When chatting to my Thai Yoga Massage buddy a while ago she mentioned that she used molasses as a sweetener as part of her healthy eating regime. Having only used molasses to trick my horses into ingesting disgusting medicines in the past I was familiar with the horrible smell and taste but was never aware of the many health benefits that they bring to the table.

Image of blackstrap molasses jar

Goth sweetener anyone?

This is what I learned:

Blackstrap molasses are a byproduct of the refining processes of the sugar cane plant. Unlike refined cane sugar which is highly toxic for our bodies, molasses are so rich in body friendly nutrients that are classified as a superfood.

The most notable property of molasses is that they are rich in minerals: calcium, magnesium, potassium, manganese, iron, copper, selenium and vitamin B6. A single tablespoon of molasses per day will supply between 25 and 50% RDA of all the above nutrients in a lovely low GI form that will not cause any insulin spikes (i.e. won’t make you fat unless you eat tons of it).

Among the many health benefits of molasses are the fact that they are rich in antioxidants (Mn), they are a natural laxative and they are said to help with a variety of conditions such as Chronic fatigue syndrome, Depression, anxiety and related nervous disorders (Cu), arthritis and rheumatism (Mg), Tumors and fibroids, Constipation, Heart palpitations (K), Anemia and Acne.

Although the majority of research papers available cite the benefits of molasses in animal husbandry, in a few studies carried out on humans there is evidence to suggest that molasses, due to their anti-oxidants content, may be beneficial in restoring correct mitochondrial functioning in individuals suffering from chronic fatigue syndrome.

There is also plenty of anecdotal evidence available on the web where people who have been using molasses regularly over a period of time have reported many important benefits such as an improvement of anemia, carpal tunnel syndrome, arthritis, clearer skin, shinier hair, relief from bloating and IBS, less sugar cravings, more energy, less fatigue and less hunger.

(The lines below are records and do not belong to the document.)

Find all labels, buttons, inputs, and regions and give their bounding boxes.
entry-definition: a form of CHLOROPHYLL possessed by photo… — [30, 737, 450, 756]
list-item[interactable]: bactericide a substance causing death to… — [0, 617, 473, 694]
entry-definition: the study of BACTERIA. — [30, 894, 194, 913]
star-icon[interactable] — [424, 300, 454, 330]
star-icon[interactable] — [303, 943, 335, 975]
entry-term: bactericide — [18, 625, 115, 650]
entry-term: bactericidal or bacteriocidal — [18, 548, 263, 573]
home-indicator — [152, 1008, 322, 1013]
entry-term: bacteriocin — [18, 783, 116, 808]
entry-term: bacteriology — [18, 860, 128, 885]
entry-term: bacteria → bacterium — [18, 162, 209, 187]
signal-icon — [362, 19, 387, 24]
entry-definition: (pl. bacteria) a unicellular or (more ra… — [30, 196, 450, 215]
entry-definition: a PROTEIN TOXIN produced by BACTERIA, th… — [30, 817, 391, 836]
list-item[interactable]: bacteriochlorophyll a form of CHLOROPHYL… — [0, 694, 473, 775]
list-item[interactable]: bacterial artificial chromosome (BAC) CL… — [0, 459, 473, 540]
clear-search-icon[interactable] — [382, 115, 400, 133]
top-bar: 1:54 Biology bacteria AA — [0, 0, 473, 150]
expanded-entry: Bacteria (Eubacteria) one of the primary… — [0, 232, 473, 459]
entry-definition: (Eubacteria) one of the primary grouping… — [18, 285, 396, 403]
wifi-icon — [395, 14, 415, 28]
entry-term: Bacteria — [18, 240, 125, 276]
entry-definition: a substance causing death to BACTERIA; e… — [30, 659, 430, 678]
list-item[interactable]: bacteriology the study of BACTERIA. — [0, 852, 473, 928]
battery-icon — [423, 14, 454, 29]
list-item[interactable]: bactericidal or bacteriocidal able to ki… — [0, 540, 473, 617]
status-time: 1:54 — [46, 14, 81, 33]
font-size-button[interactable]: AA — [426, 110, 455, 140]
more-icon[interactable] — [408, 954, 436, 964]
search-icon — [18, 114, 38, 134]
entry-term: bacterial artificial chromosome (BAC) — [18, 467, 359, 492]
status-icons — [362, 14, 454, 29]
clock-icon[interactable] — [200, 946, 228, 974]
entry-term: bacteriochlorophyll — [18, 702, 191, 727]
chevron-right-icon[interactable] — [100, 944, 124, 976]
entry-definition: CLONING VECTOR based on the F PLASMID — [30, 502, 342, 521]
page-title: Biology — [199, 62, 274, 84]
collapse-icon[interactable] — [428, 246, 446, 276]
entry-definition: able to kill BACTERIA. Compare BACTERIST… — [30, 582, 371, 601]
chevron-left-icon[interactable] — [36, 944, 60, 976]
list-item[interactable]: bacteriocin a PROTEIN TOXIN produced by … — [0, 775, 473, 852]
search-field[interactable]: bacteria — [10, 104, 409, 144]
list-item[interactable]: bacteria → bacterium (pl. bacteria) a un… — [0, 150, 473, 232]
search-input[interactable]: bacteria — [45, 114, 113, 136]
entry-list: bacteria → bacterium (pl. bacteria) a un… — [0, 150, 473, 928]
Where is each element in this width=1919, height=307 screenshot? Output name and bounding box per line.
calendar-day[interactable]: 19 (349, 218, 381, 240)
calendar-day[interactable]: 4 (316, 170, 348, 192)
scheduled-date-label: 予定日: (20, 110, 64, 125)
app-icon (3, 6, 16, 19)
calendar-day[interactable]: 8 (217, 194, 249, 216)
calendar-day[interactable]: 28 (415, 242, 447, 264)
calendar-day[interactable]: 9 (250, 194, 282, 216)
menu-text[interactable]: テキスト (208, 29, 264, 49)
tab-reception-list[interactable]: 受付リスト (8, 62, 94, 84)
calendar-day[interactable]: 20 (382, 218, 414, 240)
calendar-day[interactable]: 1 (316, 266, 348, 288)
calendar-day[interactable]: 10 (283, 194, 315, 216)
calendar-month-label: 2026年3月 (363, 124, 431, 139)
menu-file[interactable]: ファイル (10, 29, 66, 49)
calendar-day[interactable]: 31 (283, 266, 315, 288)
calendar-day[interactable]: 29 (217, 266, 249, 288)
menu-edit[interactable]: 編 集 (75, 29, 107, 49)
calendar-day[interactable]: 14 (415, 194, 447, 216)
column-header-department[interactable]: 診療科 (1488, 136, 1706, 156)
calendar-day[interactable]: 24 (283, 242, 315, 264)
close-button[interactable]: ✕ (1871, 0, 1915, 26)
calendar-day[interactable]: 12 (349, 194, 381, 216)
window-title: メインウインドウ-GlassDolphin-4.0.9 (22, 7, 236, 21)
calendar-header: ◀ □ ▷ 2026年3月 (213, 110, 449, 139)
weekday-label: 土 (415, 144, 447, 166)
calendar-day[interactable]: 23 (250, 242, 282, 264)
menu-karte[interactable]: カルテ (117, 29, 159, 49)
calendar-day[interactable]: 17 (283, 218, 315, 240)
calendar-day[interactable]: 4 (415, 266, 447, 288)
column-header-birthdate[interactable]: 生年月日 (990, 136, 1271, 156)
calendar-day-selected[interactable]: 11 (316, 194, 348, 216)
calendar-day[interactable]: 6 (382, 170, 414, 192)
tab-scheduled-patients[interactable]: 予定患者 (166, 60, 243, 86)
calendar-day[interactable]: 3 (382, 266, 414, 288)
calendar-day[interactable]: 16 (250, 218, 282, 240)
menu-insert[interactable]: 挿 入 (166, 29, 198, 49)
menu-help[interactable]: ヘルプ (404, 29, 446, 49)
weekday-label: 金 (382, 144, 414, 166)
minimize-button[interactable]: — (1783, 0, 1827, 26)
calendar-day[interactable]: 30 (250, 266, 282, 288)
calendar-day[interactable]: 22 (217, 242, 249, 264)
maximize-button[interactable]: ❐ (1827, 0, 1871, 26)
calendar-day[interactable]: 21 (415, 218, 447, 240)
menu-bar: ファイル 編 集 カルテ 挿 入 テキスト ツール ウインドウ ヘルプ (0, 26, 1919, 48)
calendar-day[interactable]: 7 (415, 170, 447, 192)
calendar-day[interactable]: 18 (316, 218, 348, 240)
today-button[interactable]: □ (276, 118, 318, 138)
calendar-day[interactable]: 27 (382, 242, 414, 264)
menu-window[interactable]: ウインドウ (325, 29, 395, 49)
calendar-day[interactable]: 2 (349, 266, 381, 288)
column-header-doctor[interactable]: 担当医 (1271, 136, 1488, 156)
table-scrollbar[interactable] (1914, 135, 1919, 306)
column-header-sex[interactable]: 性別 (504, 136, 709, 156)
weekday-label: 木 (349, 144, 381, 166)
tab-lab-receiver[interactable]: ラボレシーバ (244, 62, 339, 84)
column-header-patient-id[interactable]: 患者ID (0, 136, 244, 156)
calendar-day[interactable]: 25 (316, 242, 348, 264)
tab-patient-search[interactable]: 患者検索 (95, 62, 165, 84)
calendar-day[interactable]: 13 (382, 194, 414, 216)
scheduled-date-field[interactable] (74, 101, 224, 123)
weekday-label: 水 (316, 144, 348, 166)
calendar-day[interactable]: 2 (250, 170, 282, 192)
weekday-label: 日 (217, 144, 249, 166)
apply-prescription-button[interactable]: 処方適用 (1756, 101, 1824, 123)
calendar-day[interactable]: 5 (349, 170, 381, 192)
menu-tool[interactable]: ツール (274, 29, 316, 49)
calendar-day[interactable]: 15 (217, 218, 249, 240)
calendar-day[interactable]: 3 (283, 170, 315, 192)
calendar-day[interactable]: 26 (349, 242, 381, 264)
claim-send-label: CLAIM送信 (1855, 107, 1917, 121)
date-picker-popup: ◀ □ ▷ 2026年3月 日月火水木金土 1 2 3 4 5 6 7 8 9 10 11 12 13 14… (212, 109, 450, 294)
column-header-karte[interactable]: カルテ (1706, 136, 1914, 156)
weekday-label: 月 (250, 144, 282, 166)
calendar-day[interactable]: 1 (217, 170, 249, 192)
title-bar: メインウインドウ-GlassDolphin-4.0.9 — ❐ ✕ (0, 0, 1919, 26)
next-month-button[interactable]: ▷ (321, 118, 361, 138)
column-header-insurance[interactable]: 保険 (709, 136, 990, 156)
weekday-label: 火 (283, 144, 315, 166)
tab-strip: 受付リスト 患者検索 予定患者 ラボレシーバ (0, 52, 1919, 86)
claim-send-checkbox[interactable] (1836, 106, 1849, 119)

The general consensus on the best way to incorporate molasses in the diet is to take a tablespoon dissolved in a little bit of water first think in the morning and before eating anything to ensure maximum mineral and vitamin absorption. Personally, I like to add molasses to my espresso or to the evil herbal concoction I take to support renal function. It tastes like duckpond at the best of times, the molasses almost make it taste good.

I buy mine from The Natural Way in Braintree, Essex. They are relatively inexpensive and from organic crops without added sulphites.